SANGUE E SUOR – A pesquisadora observa sobre a conquista proporcionada pela elogiada tese de doutorado: “A premiação contemplou a pesquisa de uma historiadora negra, da periferia de Pelotas, que pesquisou comunidades remanescentes quilombolas do Litoral Negro do Rio Grande do Sul. Uma pesquisa financiada, premiada e recentemente publicada pela CAPES. Uma premiação que contempla muitas pessoas, pois como bem diz Jurema Weneck ‘nossos passos vem de longe’ e, portanto, os meus vem da minha mãe Maria, do meu pai Seloir, das minhas avós Jandira e Alvina, dos meus avôs Juca e Melado, das minhas bisavós Luiza e Lídia, e de tantos e tantas que eu desconheço o nome.
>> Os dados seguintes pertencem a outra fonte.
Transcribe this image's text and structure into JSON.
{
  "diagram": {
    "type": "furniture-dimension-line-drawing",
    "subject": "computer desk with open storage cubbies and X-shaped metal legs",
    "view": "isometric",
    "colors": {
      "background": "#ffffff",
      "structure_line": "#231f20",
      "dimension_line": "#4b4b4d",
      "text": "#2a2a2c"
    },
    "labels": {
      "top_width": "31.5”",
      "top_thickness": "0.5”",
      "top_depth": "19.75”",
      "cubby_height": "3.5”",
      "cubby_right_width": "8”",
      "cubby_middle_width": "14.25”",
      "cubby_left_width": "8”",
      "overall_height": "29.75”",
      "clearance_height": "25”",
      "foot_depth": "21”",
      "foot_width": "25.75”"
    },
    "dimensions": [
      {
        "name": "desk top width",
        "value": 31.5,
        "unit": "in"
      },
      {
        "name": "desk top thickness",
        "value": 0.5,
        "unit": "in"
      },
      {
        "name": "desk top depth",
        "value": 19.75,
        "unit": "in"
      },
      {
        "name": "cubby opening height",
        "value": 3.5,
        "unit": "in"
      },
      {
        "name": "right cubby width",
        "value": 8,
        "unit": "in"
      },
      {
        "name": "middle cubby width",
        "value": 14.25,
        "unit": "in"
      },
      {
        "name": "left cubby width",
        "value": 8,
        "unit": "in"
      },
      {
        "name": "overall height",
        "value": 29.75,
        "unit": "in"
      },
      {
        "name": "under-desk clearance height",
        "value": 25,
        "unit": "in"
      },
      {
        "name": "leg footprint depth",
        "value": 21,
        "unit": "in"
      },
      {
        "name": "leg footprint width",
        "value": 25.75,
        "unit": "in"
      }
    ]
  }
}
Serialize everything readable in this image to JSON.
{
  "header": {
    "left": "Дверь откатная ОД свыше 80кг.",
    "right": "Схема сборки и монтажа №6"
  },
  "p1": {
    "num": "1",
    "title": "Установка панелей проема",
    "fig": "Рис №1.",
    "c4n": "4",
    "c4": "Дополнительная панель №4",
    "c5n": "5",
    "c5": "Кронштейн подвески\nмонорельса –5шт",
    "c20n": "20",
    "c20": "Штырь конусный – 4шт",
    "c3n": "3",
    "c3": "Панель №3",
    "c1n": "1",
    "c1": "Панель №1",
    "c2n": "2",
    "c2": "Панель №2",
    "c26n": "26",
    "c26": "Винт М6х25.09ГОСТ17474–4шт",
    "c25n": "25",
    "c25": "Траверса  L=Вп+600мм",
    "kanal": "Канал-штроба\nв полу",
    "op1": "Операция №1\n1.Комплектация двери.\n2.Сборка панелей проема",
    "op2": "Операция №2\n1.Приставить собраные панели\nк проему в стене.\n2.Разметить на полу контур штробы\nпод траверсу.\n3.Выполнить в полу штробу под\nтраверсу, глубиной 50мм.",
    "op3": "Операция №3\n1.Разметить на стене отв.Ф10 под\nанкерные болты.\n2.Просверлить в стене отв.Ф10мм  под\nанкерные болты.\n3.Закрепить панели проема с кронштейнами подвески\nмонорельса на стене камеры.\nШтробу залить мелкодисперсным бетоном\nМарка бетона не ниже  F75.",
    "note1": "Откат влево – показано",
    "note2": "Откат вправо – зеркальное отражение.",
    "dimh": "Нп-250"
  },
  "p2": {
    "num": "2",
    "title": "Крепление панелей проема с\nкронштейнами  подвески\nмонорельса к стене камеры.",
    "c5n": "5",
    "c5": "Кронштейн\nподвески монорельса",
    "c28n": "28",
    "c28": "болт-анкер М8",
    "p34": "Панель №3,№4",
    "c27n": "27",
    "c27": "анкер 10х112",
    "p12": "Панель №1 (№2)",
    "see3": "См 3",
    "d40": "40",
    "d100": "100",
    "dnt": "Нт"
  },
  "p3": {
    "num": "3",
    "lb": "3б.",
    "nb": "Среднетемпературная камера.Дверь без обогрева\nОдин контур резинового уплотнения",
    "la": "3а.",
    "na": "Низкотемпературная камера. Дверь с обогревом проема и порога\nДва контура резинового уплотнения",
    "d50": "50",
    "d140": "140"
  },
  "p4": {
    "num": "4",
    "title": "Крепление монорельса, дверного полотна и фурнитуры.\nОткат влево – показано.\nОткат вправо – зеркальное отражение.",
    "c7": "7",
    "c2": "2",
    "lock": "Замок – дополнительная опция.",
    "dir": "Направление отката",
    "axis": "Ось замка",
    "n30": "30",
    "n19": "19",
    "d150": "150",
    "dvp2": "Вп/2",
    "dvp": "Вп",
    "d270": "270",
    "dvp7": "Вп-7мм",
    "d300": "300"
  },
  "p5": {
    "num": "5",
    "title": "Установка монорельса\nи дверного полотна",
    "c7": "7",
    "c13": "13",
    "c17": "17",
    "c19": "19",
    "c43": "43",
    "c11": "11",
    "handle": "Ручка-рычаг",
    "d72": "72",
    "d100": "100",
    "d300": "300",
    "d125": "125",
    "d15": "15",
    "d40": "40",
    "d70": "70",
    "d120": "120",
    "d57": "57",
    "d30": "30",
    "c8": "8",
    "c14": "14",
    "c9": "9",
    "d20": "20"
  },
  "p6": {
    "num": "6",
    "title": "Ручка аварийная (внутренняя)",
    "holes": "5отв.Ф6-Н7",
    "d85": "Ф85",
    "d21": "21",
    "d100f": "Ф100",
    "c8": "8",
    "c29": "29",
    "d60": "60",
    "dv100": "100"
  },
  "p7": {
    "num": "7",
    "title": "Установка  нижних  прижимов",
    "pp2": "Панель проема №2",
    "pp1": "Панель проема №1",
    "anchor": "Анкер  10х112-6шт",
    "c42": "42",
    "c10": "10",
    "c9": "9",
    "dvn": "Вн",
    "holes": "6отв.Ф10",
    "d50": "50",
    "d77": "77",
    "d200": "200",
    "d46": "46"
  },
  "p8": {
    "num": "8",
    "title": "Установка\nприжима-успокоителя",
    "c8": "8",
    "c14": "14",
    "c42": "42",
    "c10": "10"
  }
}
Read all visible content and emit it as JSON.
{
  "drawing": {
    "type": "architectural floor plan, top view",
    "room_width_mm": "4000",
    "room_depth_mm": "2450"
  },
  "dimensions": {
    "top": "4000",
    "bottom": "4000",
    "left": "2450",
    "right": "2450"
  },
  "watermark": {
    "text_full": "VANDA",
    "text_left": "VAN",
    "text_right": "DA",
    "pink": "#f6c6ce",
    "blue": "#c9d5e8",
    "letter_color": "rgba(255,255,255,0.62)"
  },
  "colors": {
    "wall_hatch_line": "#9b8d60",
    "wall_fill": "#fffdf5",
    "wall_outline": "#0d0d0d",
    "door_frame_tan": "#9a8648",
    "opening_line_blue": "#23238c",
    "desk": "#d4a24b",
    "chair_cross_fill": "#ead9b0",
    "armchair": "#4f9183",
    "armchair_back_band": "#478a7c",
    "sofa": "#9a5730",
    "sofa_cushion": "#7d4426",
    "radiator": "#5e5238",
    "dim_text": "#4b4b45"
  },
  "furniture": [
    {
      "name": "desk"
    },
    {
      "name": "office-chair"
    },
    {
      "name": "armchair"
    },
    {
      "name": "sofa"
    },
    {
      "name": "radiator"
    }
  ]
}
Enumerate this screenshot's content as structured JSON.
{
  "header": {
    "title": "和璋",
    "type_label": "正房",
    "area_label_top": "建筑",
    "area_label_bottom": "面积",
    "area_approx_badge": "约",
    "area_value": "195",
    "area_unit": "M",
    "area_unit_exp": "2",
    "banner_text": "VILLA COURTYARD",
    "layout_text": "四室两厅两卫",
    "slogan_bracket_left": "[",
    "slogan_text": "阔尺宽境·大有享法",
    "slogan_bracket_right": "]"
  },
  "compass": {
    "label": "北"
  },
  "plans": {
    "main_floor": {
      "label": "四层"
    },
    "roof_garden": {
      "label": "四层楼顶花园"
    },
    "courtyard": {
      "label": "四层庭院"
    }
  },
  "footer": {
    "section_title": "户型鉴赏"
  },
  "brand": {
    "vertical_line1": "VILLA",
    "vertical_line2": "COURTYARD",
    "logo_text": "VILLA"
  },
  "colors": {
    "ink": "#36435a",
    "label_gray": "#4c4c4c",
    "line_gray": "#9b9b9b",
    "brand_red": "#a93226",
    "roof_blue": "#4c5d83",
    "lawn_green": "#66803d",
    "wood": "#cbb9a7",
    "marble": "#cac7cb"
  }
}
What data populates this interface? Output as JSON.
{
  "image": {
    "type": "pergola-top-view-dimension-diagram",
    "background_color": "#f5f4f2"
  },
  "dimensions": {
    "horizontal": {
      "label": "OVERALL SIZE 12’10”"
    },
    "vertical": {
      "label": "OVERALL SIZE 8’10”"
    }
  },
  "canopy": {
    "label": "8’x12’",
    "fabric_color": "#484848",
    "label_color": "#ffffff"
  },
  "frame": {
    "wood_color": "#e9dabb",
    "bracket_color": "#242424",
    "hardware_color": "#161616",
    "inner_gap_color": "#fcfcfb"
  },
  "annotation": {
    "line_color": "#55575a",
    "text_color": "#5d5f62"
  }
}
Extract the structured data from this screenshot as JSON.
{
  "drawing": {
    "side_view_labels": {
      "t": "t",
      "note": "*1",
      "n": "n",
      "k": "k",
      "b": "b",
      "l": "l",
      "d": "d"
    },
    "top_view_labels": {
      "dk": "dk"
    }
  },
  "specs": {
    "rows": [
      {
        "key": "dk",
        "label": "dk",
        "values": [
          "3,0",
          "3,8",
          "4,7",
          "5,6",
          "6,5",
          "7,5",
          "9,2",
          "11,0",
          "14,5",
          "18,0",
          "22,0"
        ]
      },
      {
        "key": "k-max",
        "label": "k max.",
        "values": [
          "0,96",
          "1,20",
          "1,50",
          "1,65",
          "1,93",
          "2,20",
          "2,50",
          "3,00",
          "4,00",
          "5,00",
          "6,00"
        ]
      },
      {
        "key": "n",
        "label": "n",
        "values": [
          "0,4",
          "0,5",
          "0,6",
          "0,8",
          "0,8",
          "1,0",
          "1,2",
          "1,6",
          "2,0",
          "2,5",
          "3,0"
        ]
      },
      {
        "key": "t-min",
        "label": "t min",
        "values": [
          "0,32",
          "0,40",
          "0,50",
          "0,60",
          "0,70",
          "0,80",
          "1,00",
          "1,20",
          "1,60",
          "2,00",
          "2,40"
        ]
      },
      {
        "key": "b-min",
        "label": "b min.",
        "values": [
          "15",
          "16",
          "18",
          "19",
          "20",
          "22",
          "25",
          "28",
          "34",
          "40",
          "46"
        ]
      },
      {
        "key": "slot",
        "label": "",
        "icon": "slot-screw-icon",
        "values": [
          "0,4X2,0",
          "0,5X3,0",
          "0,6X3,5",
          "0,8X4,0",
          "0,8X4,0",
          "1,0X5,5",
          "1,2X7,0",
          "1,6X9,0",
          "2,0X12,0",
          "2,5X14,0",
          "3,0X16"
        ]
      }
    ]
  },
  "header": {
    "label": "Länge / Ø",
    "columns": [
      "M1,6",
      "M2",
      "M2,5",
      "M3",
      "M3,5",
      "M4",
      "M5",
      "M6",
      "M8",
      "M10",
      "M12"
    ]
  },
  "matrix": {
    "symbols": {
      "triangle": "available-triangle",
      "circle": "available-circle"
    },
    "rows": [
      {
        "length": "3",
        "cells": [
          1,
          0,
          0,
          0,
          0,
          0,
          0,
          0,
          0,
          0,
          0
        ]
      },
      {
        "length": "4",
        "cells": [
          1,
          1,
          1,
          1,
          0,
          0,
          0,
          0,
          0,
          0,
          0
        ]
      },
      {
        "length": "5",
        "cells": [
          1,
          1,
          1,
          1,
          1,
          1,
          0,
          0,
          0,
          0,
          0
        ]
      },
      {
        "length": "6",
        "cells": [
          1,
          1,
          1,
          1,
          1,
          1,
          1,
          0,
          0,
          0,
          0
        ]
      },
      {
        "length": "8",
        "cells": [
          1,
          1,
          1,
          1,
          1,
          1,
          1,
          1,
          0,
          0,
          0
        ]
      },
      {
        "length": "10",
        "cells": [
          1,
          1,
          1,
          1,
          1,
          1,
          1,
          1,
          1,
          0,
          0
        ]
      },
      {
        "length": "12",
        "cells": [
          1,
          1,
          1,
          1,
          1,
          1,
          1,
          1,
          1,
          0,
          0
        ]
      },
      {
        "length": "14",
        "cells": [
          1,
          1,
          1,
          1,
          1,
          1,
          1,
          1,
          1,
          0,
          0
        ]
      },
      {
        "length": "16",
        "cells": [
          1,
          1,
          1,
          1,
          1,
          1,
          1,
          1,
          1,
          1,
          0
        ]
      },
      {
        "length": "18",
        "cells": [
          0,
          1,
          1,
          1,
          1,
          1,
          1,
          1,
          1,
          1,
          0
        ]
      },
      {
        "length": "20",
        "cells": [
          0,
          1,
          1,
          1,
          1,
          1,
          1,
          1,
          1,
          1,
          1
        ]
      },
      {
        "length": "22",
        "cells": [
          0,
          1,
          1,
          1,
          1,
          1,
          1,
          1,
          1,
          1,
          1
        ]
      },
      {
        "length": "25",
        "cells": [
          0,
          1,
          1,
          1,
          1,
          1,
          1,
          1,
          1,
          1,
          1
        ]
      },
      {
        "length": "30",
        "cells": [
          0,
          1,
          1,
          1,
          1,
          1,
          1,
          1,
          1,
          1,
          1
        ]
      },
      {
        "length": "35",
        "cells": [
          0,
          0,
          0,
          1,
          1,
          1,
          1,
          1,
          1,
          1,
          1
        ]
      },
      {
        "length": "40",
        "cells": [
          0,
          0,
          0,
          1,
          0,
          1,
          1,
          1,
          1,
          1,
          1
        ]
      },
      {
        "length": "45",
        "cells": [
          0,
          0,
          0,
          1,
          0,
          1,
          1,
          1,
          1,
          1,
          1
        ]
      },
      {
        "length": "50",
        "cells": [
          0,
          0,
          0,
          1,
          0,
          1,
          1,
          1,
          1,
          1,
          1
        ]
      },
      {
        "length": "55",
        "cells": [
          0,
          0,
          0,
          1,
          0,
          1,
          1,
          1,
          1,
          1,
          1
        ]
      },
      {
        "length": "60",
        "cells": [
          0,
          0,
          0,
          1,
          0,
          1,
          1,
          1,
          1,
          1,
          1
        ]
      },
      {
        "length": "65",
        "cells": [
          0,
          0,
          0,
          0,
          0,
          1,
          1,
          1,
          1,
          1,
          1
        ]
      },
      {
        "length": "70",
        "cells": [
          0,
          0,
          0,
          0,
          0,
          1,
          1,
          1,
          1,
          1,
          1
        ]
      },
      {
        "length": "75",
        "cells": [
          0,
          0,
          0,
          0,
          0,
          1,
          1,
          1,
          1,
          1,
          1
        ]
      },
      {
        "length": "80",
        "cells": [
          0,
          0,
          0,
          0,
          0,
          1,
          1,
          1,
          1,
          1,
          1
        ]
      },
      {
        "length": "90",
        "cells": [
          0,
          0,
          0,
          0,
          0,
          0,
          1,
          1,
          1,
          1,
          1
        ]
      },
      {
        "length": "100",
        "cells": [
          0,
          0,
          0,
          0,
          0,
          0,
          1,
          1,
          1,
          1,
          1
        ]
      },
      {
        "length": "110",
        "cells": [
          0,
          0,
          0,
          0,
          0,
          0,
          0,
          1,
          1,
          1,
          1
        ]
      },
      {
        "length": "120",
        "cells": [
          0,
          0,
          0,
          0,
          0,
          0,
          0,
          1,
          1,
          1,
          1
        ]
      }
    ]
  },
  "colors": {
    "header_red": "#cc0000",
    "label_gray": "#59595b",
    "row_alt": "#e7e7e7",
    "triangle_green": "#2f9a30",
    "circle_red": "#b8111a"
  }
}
O sonho de manter a família negra, de ter acesso à educação, foram projetos negros muito recorrentes na história da escravidão e do Pós-Abolição. Estudar, ingressar numa faculdade, ser doutora e premiada é a continuidade de um sonho longínquo, assentado em senzalas, embalados por batuques, traçados com sangue e suor. Percebo que as comunidades quilombolas que pesquiso: Casca, Limoeiro, Capororocas e Teixeiras, também realizaram um sonho ao verem suas histórias e memórias em um livro que passa a ser usado na luta diária quilombola”.

MULHER NEGRA – A autora acrescenta: “Estou ciente que, infelizmente, sou uma exceção, pois os dados mostram que nós, mulheres negras neste país, quando comparadas com as brancas, somos as que menos temos acesso à educação, temos a menor renda, somos as mães que mais sofrem violência obstétrica, violência doméstica, somos as mães que mais choramos pela morte de nossos filhos, muitas vezes, pelas mãos do Estado, entre tantos outros índices que nos mostram que o racismo precisa ser superado. Entretanto correm em nossas veias a história de luta de muitas mulheres negras que historicamente construíram este país com seus saberes, fazeres, afetos, ancestralidade. Como bem disse a historiadora negra Giovana Xavier a prática feminista é negra, pois as mulheres negras desde a escravidão lutam por liberdade e por igualdade. Não podemos esquecer este legado.